Fraunhofer IWES surveys Baltic Eagle seabed

In: Windfarms
13/01/2021
Fraunhofer IWES is conducting a boulder detection and geohazard survey of 50 wind turbine locations and the associated offshore substation within the Baltic Eagle offshore wind farm on behalf of Iberdrola S.A. The three-week measurement campaign in the Baltic Sea took place back in October and November 2020, using the novel proprietary Manta Ray G1 system developed by Fraunhofer IWES for data recording.
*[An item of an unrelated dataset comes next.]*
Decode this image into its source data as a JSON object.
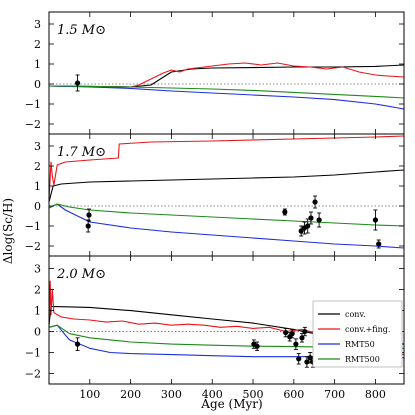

The acquired data is currently being interpreted at the institute with the goal of completing the project by the end of April 2021.

Iberdrola S.A. and Baltic Eagle GmbH were awarded the rights to construct the
Baltic Eagle offshore wind farm in the Baltic Sea in 2018. The Baltic Eagle OWF is located northeast of the German island of Rügen in the direct vicinity of existing and planned offshore wind farms.
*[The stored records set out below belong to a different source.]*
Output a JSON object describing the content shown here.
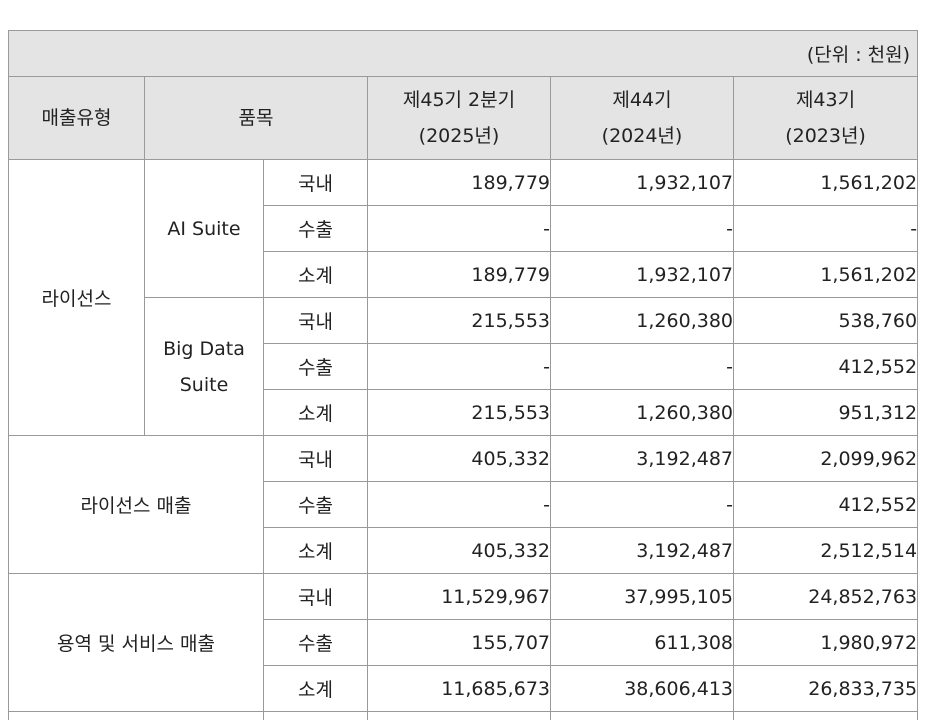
{
  "unit_label": "(단위 : 천원)",
  "headers": {
    "type": "매출유형",
    "item": "품목",
    "p45_line1": "제45기 2분기",
    "p45_line2": "(2025년)",
    "p44_line1": "제44기",
    "p44_line2": "(2024년)",
    "p43_line1": "제43기",
    "p43_line2": "(2023년)"
  },
  "groups": {
    "license": "라이선스",
    "ai_suite": "AI Suite",
    "bigdata_line1": "Big Data",
    "bigdata_line2": "Suite",
    "license_sales": "라이선스 매출",
    "service_sales": "용역 및 서비스 매출"
  },
  "rows": [
    {
      "kind": "국내",
      "v45": "189,779",
      "v44": "1,932,107",
      "v43": "1,561,202"
    },
    {
      "kind": "수출",
      "v45": "-",
      "v44": "-",
      "v43": "-"
    },
    {
      "kind": "소계",
      "v45": "189,779",
      "v44": "1,932,107",
      "v43": "1,561,202"
    },
    {
      "kind": "국내",
      "v45": "215,553",
      "v44": "1,260,380",
      "v43": "538,760"
    },
    {
      "kind": "수출",
      "v45": "-",
      "v44": "-",
      "v43": "412,552"
    },
    {
      "kind": "소계",
      "v45": "215,553",
      "v44": "1,260,380",
      "v43": "951,312"
    },
    {
      "kind": "국내",
      "v45": "405,332",
      "v44": "3,192,487",
      "v43": "2,099,962"
    },
    {
      "kind": "수출",
      "v45": "-",
      "v44": "-",
      "v43": "412,552"
    },
    {
      "kind": "소계",
      "v45": "405,332",
      "v44": "3,192,487",
      "v43": "2,512,514"
    },
    {
      "kind": "국내",
      "v45": "11,529,967",
      "v44": "37,995,105",
      "v43": "24,852,763"
    },
    {
      "kind": "수출",
      "v45": "155,707",
      "v44": "611,308",
      "v43": "1,980,972"
    },
    {
      "kind": "소계",
      "v45": "11,685,673",
      "v44": "38,606,413",
      "v43": "26,833,735"
    }
  ]
}
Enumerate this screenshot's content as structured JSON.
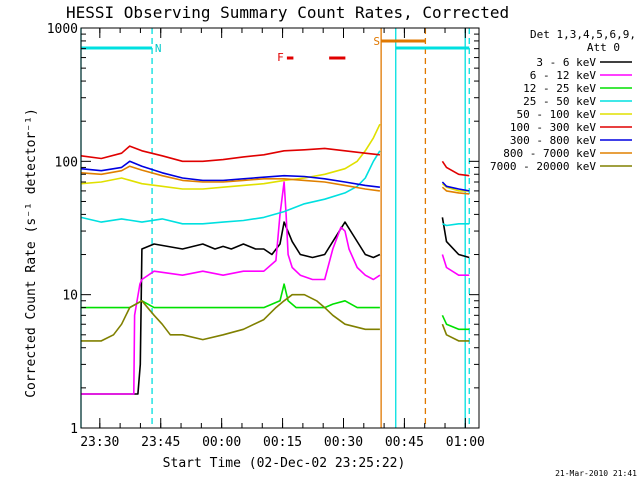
{
  "chart_data": {
    "type": "line",
    "title": "HESSI Observing Summary Count Rates, Corrected",
    "xlabel": "Start Time (02-Dec-02 23:25:22)",
    "ylabel": "Corrected Count Rate (s⁻¹ detector⁻¹)",
    "y_scale": "log",
    "ylim": [
      1,
      1000
    ],
    "xlim_minutes": [
      0,
      98
    ],
    "x_start": "2002-12-02 23:25:22",
    "x_tick_labels": [
      "23:30",
      "23:45",
      "00:00",
      "00:15",
      "00:30",
      "00:45",
      "01:00"
    ],
    "y_tick_labels": [
      "1",
      "10",
      "100",
      "1000"
    ],
    "y_tick_values": [
      1,
      10,
      100,
      1000
    ],
    "legend_header": [
      "Det 1,3,4,5,6,9,",
      "Att 0"
    ],
    "legend_position": "top-right outside",
    "timestamp": "21-Mar-2010 21:41",
    "flag_labels": [
      {
        "text": "N",
        "color": "#00c8c8"
      },
      {
        "text": "F",
        "color": "#e00000"
      },
      {
        "text": "S",
        "color": "#e07800"
      }
    ],
    "series": [
      {
        "name": "3 - 6 keV",
        "color": "#000000",
        "segments": [
          {
            "x": [
              0,
              14,
              14.6,
              15,
              18,
              25,
              30,
              33,
              35,
              37,
              40,
              43,
              45,
              47,
              49,
              50,
              52,
              54,
              57,
              60,
              62,
              65,
              67,
              70,
              72,
              73.6
            ],
            "y": [
              1.8,
              1.8,
              3,
              22,
              24,
              22,
              24,
              22,
              23,
              22,
              24,
              22,
              22,
              20,
              24,
              35,
              25,
              20,
              19,
              20,
              25,
              35,
              28,
              20,
              19,
              20
            ]
          },
          {
            "x": [
              89,
              90,
              93,
              95.6
            ],
            "y": [
              38,
              25,
              20,
              19
            ]
          }
        ]
      },
      {
        "name": "6 - 12 keV",
        "color": "#ff00ff",
        "segments": [
          {
            "x": [
              0,
              13,
              13.2,
              14.5,
              15,
              18,
              25,
              30,
              35,
              40,
              45,
              48,
              49,
              50,
              50.5,
              51,
              52,
              54,
              57,
              60,
              62,
              64,
              65,
              66,
              68,
              70,
              72,
              73.6
            ],
            "y": [
              1.8,
              1.8,
              7,
              12,
              13,
              15,
              14,
              15,
              14,
              15,
              15,
              18,
              40,
              70,
              40,
              20,
              16,
              14,
              13,
              13,
              22,
              32,
              30,
              22,
              16,
              14,
              13,
              14
            ]
          },
          {
            "x": [
              89,
              90,
              93,
              95.6
            ],
            "y": [
              20,
              16,
              14,
              14
            ]
          }
        ]
      },
      {
        "name": "12 - 25 keV",
        "color": "#00e000",
        "segments": [
          {
            "x": [
              0,
              12,
              15,
              18,
              25,
              30,
              35,
              40,
              45,
              49,
              50,
              51,
              53,
              57,
              60,
              62,
              65,
              68,
              70,
              73.6
            ],
            "y": [
              8,
              8,
              9,
              8,
              8,
              8,
              8,
              8,
              8,
              9,
              12,
              9,
              8,
              8,
              8,
              8.5,
              9,
              8,
              8,
              8
            ]
          },
          {
            "x": [
              89,
              90,
              93,
              95.6
            ],
            "y": [
              7,
              6,
              5.5,
              5.5
            ]
          }
        ]
      },
      {
        "name": "25 - 50 keV",
        "color": "#00e0e0",
        "segments": [
          {
            "x": [
              0,
              5,
              10,
              15,
              20,
              25,
              30,
              35,
              40,
              45,
              50,
              55,
              60,
              65,
              68,
              70,
              72,
              73.6
            ],
            "y": [
              38,
              35,
              37,
              35,
              37,
              34,
              34,
              35,
              36,
              38,
              42,
              48,
              52,
              58,
              65,
              75,
              100,
              120
            ]
          },
          {
            "x": [
              89,
              90,
              93,
              95.6
            ],
            "y": [
              34,
              33,
              34,
              34
            ]
          }
        ]
      },
      {
        "name": "50 - 100 keV",
        "color": "#e0e000",
        "segments": [
          {
            "x": [
              0,
              5,
              10,
              15,
              20,
              25,
              30,
              35,
              40,
              45,
              50,
              55,
              60,
              65,
              68,
              70,
              72,
              73.6
            ],
            "y": [
              68,
              70,
              75,
              68,
              65,
              62,
              62,
              64,
              66,
              68,
              72,
              75,
              80,
              88,
              100,
              120,
              150,
              190
            ]
          },
          {
            "x": [
              89,
              90,
              93,
              95.6
            ],
            "y": [
              68,
              64,
              60,
              60
            ]
          }
        ]
      },
      {
        "name": "100 - 300 keV",
        "color": "#e00000",
        "segments": [
          {
            "x": [
              0,
              5,
              10,
              12,
              15,
              20,
              25,
              30,
              35,
              40,
              45,
              50,
              55,
              60,
              65,
              70,
              73.6
            ],
            "y": [
              110,
              105,
              115,
              130,
              120,
              110,
              100,
              100,
              103,
              108,
              112,
              120,
              122,
              125,
              120,
              115,
              112
            ]
          },
          {
            "x": [
              89,
              90,
              93,
              95.6
            ],
            "y": [
              100,
              90,
              80,
              78
            ]
          }
        ]
      },
      {
        "name": "300 - 800 keV",
        "color": "#0000e0",
        "segments": [
          {
            "x": [
              0,
              5,
              10,
              12,
              15,
              20,
              25,
              30,
              35,
              40,
              45,
              50,
              55,
              60,
              65,
              70,
              73.6
            ],
            "y": [
              88,
              85,
              90,
              100,
              92,
              82,
              75,
              72,
              72,
              74,
              76,
              78,
              77,
              74,
              70,
              66,
              64
            ]
          },
          {
            "x": [
              89,
              90,
              93,
              95.6
            ],
            "y": [
              70,
              65,
              62,
              60
            ]
          }
        ]
      },
      {
        "name": "800 - 7000 keV",
        "color": "#e08000",
        "segments": [
          {
            "x": [
              0,
              5,
              10,
              12,
              15,
              20,
              25,
              30,
              35,
              40,
              45,
              50,
              55,
              60,
              65,
              70,
              73.6
            ],
            "y": [
              82,
              80,
              85,
              92,
              86,
              78,
              72,
              70,
              70,
              72,
              74,
              74,
              72,
              70,
              66,
              62,
              60
            ]
          },
          {
            "x": [
              89,
              90,
              93,
              95.6
            ],
            "y": [
              64,
              60,
              58,
              57
            ]
          }
        ]
      },
      {
        "name": "7000 - 20000 keV",
        "color": "#808000",
        "segments": [
          {
            "x": [
              0,
              5,
              8,
              10,
              12,
              15,
              18,
              20,
              22,
              25,
              30,
              35,
              40,
              45,
              48,
              50,
              52,
              55,
              58,
              60,
              62,
              65,
              70,
              73.6
            ],
            "y": [
              4.5,
              4.5,
              5,
              6,
              8,
              9,
              7,
              6,
              5,
              5,
              4.6,
              5,
              5.5,
              6.5,
              8,
              9,
              10,
              10,
              9,
              8,
              7,
              6,
              5.5,
              5.5
            ]
          },
          {
            "x": [
              89,
              90,
              93,
              95.6
            ],
            "y": [
              6,
              5,
              4.5,
              4.5
            ]
          }
        ]
      }
    ],
    "interval_lines": [
      {
        "type": "solid",
        "color": "#00e0e0",
        "x": [
          0,
          77.5,
          94.6
        ]
      },
      {
        "type": "dashed",
        "color": "#00e0e0",
        "x": [
          17.5,
          95.6
        ]
      },
      {
        "type": "solid",
        "color": "#e07800",
        "x": [
          73.9
        ]
      },
      {
        "type": "dashed",
        "color": "#e07800",
        "x": [
          84.8
        ]
      }
    ],
    "flag_bars": [
      {
        "label": "N",
        "color": "#00e0e0",
        "x": [
          [
            0,
            17.5
          ],
          [
            77.5,
            95.6
          ]
        ]
      },
      {
        "label": "F",
        "color": "#e00000",
        "x": [
          [
            50.7,
            52.3
          ],
          [
            61.1,
            65.1
          ]
        ]
      },
      {
        "label": "S",
        "color": "#e07800",
        "x": [
          [
            73.9,
            84.8
          ]
        ]
      }
    ]
  }
}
“We are happy to be working with Fraunhofer IWES on boulder detection to minimize the risks involved in installing large diameter monopiles in challenging ground conditions,”
explained Kevin O’Reilly, Ground Engineering Manager for Baltic Eagle.
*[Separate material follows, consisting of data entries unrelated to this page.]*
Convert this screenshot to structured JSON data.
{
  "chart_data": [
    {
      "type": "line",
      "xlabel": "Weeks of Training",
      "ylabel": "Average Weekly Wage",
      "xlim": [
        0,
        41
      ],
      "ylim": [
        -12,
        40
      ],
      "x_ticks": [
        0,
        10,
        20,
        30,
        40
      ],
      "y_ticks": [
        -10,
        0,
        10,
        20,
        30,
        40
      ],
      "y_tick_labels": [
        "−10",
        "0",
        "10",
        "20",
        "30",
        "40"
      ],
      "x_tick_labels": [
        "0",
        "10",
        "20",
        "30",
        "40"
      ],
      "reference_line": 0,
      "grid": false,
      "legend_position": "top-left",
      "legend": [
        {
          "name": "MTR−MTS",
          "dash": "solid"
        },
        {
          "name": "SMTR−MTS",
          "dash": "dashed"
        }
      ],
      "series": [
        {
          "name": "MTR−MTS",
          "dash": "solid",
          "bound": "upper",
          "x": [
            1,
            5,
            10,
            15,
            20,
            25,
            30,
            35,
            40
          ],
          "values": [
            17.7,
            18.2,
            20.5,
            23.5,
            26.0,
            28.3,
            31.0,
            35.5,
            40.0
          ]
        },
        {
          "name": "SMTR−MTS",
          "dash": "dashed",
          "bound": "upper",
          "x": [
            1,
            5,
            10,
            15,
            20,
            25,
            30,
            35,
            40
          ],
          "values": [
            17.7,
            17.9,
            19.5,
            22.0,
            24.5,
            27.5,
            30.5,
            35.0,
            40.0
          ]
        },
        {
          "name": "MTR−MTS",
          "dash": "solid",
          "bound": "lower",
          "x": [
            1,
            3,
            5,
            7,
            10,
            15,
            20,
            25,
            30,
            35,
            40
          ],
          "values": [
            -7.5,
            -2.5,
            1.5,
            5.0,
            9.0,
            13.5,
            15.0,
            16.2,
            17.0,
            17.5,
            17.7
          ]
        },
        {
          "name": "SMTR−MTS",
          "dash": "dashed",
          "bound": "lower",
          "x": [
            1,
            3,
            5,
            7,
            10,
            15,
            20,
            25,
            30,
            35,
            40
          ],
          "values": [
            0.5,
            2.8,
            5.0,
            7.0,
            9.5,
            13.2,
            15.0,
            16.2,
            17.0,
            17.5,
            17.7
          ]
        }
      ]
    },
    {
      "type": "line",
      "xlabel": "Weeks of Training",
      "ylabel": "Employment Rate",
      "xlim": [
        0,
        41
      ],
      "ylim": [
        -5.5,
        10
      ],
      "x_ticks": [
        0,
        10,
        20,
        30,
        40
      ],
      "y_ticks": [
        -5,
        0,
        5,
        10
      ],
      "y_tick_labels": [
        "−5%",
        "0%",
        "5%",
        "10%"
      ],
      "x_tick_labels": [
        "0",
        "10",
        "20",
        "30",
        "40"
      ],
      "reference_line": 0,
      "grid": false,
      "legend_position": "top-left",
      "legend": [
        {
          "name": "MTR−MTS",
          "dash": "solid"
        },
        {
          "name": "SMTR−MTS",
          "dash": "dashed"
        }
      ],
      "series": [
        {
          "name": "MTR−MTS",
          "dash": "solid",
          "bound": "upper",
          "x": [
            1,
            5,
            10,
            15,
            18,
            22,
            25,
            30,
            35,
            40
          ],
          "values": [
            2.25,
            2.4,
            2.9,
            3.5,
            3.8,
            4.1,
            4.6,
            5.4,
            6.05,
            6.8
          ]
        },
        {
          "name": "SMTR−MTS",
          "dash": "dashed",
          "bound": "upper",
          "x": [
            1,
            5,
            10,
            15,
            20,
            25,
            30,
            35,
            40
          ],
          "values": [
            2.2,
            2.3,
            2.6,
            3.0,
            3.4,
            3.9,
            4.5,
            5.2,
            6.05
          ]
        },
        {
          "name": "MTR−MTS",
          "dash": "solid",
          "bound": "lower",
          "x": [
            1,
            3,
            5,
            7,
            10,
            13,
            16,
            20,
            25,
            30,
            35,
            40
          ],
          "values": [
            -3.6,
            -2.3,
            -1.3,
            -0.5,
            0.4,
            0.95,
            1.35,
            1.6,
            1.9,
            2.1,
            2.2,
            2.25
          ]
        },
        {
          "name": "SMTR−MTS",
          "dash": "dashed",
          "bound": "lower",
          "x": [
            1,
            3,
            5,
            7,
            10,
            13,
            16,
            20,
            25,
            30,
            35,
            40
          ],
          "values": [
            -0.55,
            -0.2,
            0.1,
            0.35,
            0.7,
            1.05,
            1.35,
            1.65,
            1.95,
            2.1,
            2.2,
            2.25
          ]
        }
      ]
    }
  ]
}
The Manta Ray G1 is a data acquisition system developed by Fraunhofer IWES and the University of Bremen specifically for the purpose of diffraction imaging and the localisation of point diffracts within marine sediments. Diffraction refers to the deflection of waves by an obstacle. In addition to the diffraction data, conventional 3D seismic reflection data is acquired along the profile lines.

The system operates on the principle that objects within the seafloor act as point diffractors when illuminated by a signal source. The recording of the resulting acoustic diffractions and accurate processing of the diffracted energy allow localisation of the original diffraction, i.e., the boulder in the sediment. The specially designed acquisition geometry of the Manta Ray G1, together with synthetic aperture processing, allows blanket coverage of the survey area.

“Fraunhofer IWES is supporting Iberdrola in de-risking the monopile foundations planned in Baltic Eagle by deploying its proprietary boulder imaging technology. Tasks like these showcase our ability to provide tailored solutions for the challenges posed by offshore site investigation. As such, we are making a major contribution to supporting the wind energy industry to overcome the limitations of state of the art technology,”
stressed Dr. Benedict Preu, Head of Department Sub-surface Investigations at Fraunhofer IWES.

The
Baltic Eagle project, slated for delivery and installation in 2022 and 2023, is located in German waters off the island of Rügen. The project will have a total capacity of up to 476 MW and span an area of 35km2. It was named one of the winners of the German capacity auction held back in April 2018.